Obviously quality materials ..I.e. Thick knee sleeves, elbow sleeves check out SBD products I like their things. For wrist wraps I love the thick TUFF wraps 32"..quality gear. I like my leather Rouge lifting belt, no velcro bs. Depends on what gear you're talking about but this ones obvious. Aesthetics comes 2nd.


----------



## Milo (Jun 15, 2017)

Shit that doesnt break. I also like bedazzled options.


----------



## NbleSavage (Jun 15, 2017)

On this board, I suspect ye'll hear the same response echoed - make a quality product & people will buy it even if it commands a bit pf a premium price. These arent the blokes who shop at Wal-Mart for a lifting belt.


----------



## Solomc (Jun 15, 2017)

Well made plus shit that looks cool.  Blacked out with brass hand knurling and brass weight mounts, Seat that don't rip. Again quality material. Nice padding but not solid. Something that makes me feel secure when I add the weight. Ease of movement. I want to feel the weight.  No wobbly shit. Hope that helps. If you need quality control and/or someone to test it out. Send that shit this way. Solo


----------



## PFM (Jun 15, 2017)

From a marketing standpoint I'd create two lines, one for the poser and one for the serious. Personally I care nothing about looks, females got that. One line only go 'built to last' and that quality won't make it pretty enough for the gender confused millennial, hence no 
accessory pose downs in chat (I wish).


----------



## gymrat827 (Jun 16, 2017)

PFM said:


> From a marketing standpoint I'd create two lines, one for the poser and one for the serious.

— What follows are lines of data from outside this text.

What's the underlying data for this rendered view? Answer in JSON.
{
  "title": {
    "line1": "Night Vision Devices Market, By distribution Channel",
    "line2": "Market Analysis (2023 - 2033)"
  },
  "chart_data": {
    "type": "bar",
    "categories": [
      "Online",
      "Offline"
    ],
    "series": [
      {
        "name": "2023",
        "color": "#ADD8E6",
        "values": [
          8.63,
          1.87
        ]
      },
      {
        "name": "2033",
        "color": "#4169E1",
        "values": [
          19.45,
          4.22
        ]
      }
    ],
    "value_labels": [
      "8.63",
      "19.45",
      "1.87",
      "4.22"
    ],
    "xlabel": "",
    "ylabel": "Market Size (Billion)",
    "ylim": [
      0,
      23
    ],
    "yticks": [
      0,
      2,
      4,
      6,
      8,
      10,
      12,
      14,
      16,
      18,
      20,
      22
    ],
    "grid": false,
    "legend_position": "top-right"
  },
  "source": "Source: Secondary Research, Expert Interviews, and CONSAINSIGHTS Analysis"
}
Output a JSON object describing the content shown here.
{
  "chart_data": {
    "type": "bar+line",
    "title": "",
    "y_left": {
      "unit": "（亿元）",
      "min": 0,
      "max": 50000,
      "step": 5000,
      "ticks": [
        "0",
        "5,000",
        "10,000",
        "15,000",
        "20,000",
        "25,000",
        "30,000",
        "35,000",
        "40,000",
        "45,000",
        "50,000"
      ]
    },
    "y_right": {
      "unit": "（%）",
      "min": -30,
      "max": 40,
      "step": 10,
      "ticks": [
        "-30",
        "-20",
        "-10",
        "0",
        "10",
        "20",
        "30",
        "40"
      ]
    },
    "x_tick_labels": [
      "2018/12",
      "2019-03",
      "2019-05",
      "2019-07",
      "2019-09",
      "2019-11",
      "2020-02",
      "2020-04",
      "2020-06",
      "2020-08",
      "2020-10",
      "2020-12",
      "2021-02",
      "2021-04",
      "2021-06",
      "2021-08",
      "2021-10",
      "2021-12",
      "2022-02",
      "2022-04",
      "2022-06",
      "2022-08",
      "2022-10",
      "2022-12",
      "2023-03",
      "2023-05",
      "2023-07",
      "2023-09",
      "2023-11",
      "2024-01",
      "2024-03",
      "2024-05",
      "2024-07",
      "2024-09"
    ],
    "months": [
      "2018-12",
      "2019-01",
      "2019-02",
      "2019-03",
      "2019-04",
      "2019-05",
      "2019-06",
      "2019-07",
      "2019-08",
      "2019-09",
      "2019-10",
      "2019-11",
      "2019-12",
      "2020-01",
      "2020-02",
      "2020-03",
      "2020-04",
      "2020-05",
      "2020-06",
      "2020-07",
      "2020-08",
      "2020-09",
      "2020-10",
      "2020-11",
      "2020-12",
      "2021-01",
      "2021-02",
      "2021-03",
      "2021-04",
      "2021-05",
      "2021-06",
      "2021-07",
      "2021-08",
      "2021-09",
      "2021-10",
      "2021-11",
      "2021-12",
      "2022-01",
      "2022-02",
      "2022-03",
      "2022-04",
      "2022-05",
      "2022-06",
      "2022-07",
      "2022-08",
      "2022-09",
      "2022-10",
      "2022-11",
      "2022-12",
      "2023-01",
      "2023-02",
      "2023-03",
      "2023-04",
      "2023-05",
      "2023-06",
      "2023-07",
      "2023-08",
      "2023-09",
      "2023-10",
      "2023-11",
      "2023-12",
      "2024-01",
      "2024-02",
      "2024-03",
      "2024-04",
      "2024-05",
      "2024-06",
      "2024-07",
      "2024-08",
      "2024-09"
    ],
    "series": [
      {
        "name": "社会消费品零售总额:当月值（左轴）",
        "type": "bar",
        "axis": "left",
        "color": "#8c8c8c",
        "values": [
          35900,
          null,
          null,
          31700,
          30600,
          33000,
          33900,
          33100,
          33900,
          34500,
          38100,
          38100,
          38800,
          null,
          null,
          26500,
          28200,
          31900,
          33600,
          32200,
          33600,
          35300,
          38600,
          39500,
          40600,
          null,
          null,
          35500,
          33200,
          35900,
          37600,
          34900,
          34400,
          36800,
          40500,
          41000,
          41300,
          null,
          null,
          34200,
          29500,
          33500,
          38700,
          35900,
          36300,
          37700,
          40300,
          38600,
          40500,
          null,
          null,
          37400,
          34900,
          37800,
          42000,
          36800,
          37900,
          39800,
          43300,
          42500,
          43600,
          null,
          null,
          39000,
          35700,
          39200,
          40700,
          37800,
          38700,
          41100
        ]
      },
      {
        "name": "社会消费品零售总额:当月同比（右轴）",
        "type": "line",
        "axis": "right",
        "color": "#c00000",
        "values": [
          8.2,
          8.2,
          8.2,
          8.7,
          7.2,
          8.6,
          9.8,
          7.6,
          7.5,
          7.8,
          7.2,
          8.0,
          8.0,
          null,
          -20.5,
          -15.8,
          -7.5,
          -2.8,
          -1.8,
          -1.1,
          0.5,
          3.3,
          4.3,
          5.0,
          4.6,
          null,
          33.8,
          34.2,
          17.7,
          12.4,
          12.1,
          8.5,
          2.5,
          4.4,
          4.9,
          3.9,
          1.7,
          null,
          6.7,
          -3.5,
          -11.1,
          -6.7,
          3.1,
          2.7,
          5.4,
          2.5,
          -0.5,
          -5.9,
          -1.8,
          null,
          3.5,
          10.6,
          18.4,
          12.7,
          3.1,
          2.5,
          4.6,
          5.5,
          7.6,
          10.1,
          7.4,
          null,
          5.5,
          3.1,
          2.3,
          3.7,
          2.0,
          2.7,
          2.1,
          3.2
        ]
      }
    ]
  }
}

This is actually a pretty good idea.  You can have BS made in China, Vietnam, etc and sell it, newbies and others like that just want to use straps to look cool.......They dont reap the benefits they actually provide.

Than you other line be of all hi-quality, solid stuff.  The real guys know whats shit n what isnt.  You poser's will have their price point stuff and the hardcore guys will have theirs.  On paper, it could/should work out well.


----------



## Zombialja Bones (Jul 9, 2017)

How is this posted in the member's journals?


----------